The hero of two decades is caught up in a gender stereotyping row, leading to the ban of alcohol in South Africa.
The South African Advertising Regulatory Board (ARB) ruled that the interaction between the two bar tenders sends a message that is “unavoidable and unacceptable” in advertising.
The Paisley-born actor, famous for his lead roles in films such as Olympus Has Fallen and Machine Gun Preacher, fell foul of advertising standards with his TV ad for Diageo-made Windhoek beer.
They banned the commercial for suggesting real men, like 51-year old Butler, drink real beer.
Butler agreed to take part in the ad despite having his well-publicised battle with the booze. He went tee-total after a spell in rehab, checking into the Betty Ford clinic in 2012.
The ad which is popular on screens, features Hollywood actor Gerard Butler, “a macho movie star” as described by the regulator remonstrating a fellow bar tender who asks for a slice of lime with his Windhoek.
Hey, that’s a Windhoek. It’s 100% beer. You don’t need any lime,’ Butler tells the other customer, before turning to the camera and says, ‘Keep it real, Joe.

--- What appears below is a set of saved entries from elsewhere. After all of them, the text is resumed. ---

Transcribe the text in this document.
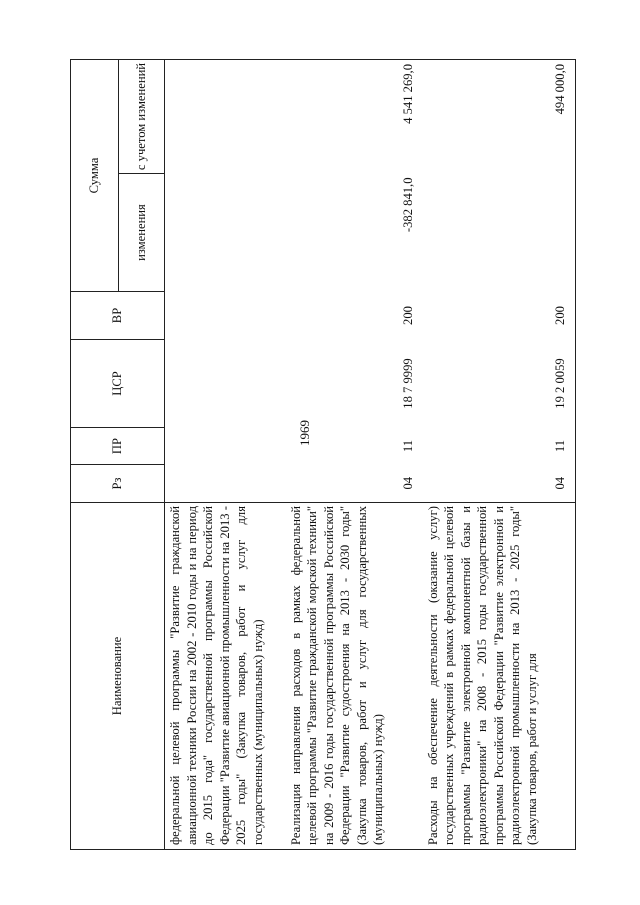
1969
Наименование	Рз	ПР	ЦСР	ВР	Сумма	
					изменения	с учетом изменений
федеральной целевой программы "Развитие гражданской авиационной техники России на 2002 - 2010 годы и на период до 2015 года" государственной программы Российской Федерации "Развитие авиационной промышленности на 2013 - 2025 годы" (Закупка товаров, работ и услуг для государственных (муниципальных) нужд)						
Реализация направления расходов в рамках федеральной целевой программы "Развитие гражданской морской техники" на 2009 - 2016 годы государственной программы Российской Федерации "Развитие судостроения на 2013 - 2030 годы" (Закупка товаров, работ и услуг для государственных (муниципальных) нужд)	04	11	18 7 9999	200	-382 841,0	4 541 269,0
Расходы на обеспечение деятельности (оказание услуг) государственных учреждений в рамках федеральной целевой программы "Развитие электронной компонентной базы и радиоэлектроники" на 2008 - 2015 годы государственной программы Российской Федерации "Развитие электронной и радиоэлектронной промышленности на 2013 - 2025 годы" (Закупка товаров, работ и услуг для	04	11	19 2 0059	200		494 000,0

Keep it real.
The man he takes to task, says the ARB, ‘is a gentle looking, red-headed man, two characteristics that can typically make him a target for teasing in a toxic environment’.

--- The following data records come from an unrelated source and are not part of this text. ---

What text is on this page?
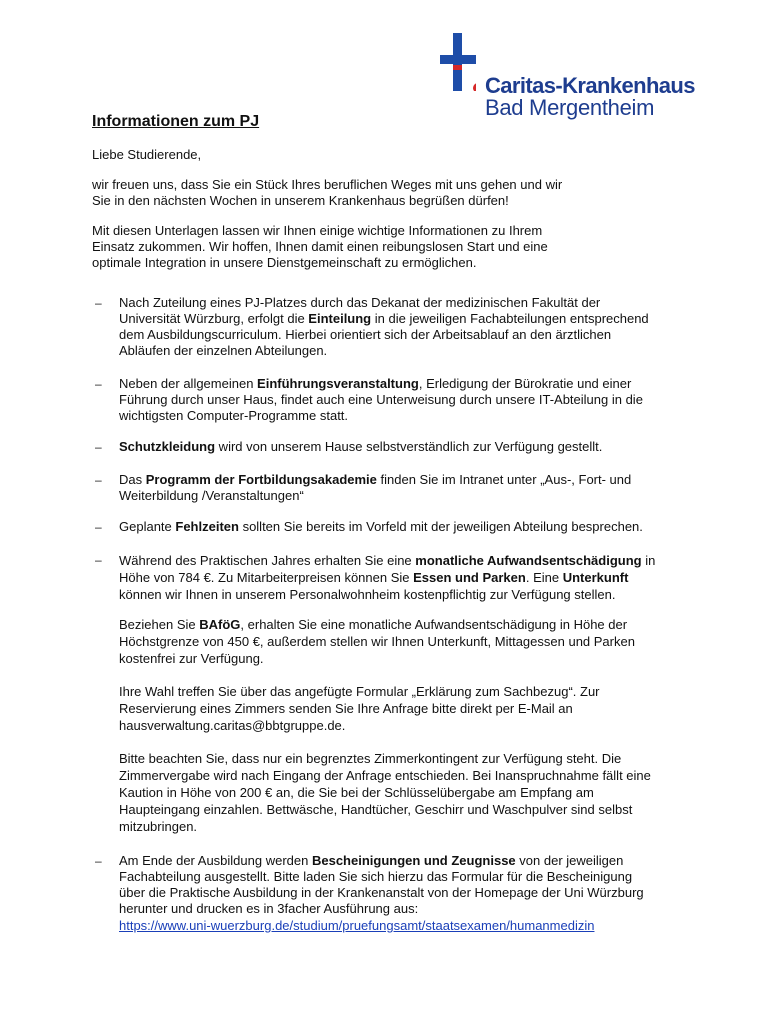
Caritas-Krankenhaus
Bad Mergentheim
Informationen zum PJ
Liebe Studierende,
wir freuen uns, dass Sie ein Stück Ihres beruflichen Weges mit uns gehen und wir
Sie in den nächsten Wochen in unserem Krankenhaus begrüßen dürfen!
Mit diesen Unterlagen lassen wir Ihnen einige wichtige Informationen zu Ihrem
Einsatz zukommen. Wir hoffen, Ihnen damit einen reibungslosen Start und eine
optimale Integration in unsere Dienstgemeinschaft zu ermöglichen.
–	Nach Zuteilung eines PJ-Platzes durch das Dekanat der medizinischen Fakultät der
Universität Würzburg, erfolgt die Einteilung in die jeweiligen Fachabteilungen entsprechend
dem Ausbildungscurriculum. Hierbei orientiert sich der Arbeitsablauf an den ärztlichen
Abläufen der einzelnen Abteilungen.
–	Neben der allgemeinen Einführungsveranstaltung, Erledigung der Bürokratie und einer
Führung durch unser Haus, findet auch eine Unterweisung durch unsere IT-Abteilung in die
wichtigsten Computer-Programme statt.
–	Schutzkleidung wird von unserem Hause selbstverständlich zur Verfügung gestellt.
–	Das Programm der Fortbildungsakademie finden Sie im Intranet unter „Aus-, Fort- und
Weiterbildung /Veranstaltungen“
–	Geplante Fehlzeiten sollten Sie bereits im Vorfeld mit der jeweiligen Abteilung besprechen.
–	Während des Praktischen Jahres erhalten Sie eine monatliche Aufwandsentschädigung in
Höhe von 784 €. Zu Mitarbeiterpreisen können Sie Essen und Parken. Eine Unterkunft
können wir Ihnen in unserem Personalwohnheim kostenpflichtig zur Verfügung stellen.
Beziehen Sie BAföG, erhalten Sie eine monatliche Aufwandsentschädigung in Höhe der
Höchstgrenze von 450 €, außerdem stellen wir Ihnen Unterkunft, Mittagessen und Parken
kostenfrei zur Verfügung.
Ihre Wahl treffen Sie über das angefügte Formular „Erklärung zum Sachbezug“. Zur
Reservierung eines Zimmers senden Sie Ihre Anfrage bitte direkt per E-Mail an
hausverwaltung.caritas@bbtgruppe.de.
Bitte beachten Sie, dass nur ein begrenztes Zimmerkontingent zur Verfügung steht. Die
Zimmervergabe wird nach Eingang der Anfrage entschieden. Bei Inanspruchnahme fällt eine
Kaution in Höhe von 200 € an, die Sie bei der Schlüsselübergabe am Empfang am
Haupteingang einzahlen. Bettwäsche, Handtücher, Geschirr und Waschpulver sind selbst
mitzubringen.
–	Am Ende der Ausbildung werden Bescheinigungen und Zeugnisse von der jeweiligen
Fachabteilung ausgestellt. Bitte laden Sie sich hierzu das Formular für die Bescheinigung
über die Praktische Ausbildung in der Krankenanstalt von der Homepage der Uni Würzburg
herunter und drucken es in 3facher Ausführung aus:
https://www.uni-wuerzburg.de/studium/pruefungsamt/staatsexamen/humanmedizin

By showing a man deciding against having a lime with his beer, Windhoek is entrenching toxic masculinity, the regulator ruled.
The interaction between the two, the regulator ruled, sends an unavoidable message that is not acceptable in advertising, especially because it does not actually come out and say that real men drink real beer.
TimesLive reported that Aadila Agjee lodged a complaint against Heineken South Africa, the brewers of Windhoek Lager, protesting that the commercial is offensive in that “It belittles a man for requesting a lime slice with his beer.”
Gender stereotyping or negative gender portrayal must not be permitted in advertising, unless in the opinion of the ARB, such stereotyping or portrayal is reasonable and justifiable in an open and democratic society based on human dignity, equality and freedom,” the ARB said.
Heineken, the brewers of Windhoek, had argued its central character had ordered a lime out of habit, ‘and when he tasted the Windhoek Lager without the lime, his response was one of appreciation. He does not react with offence or shame’.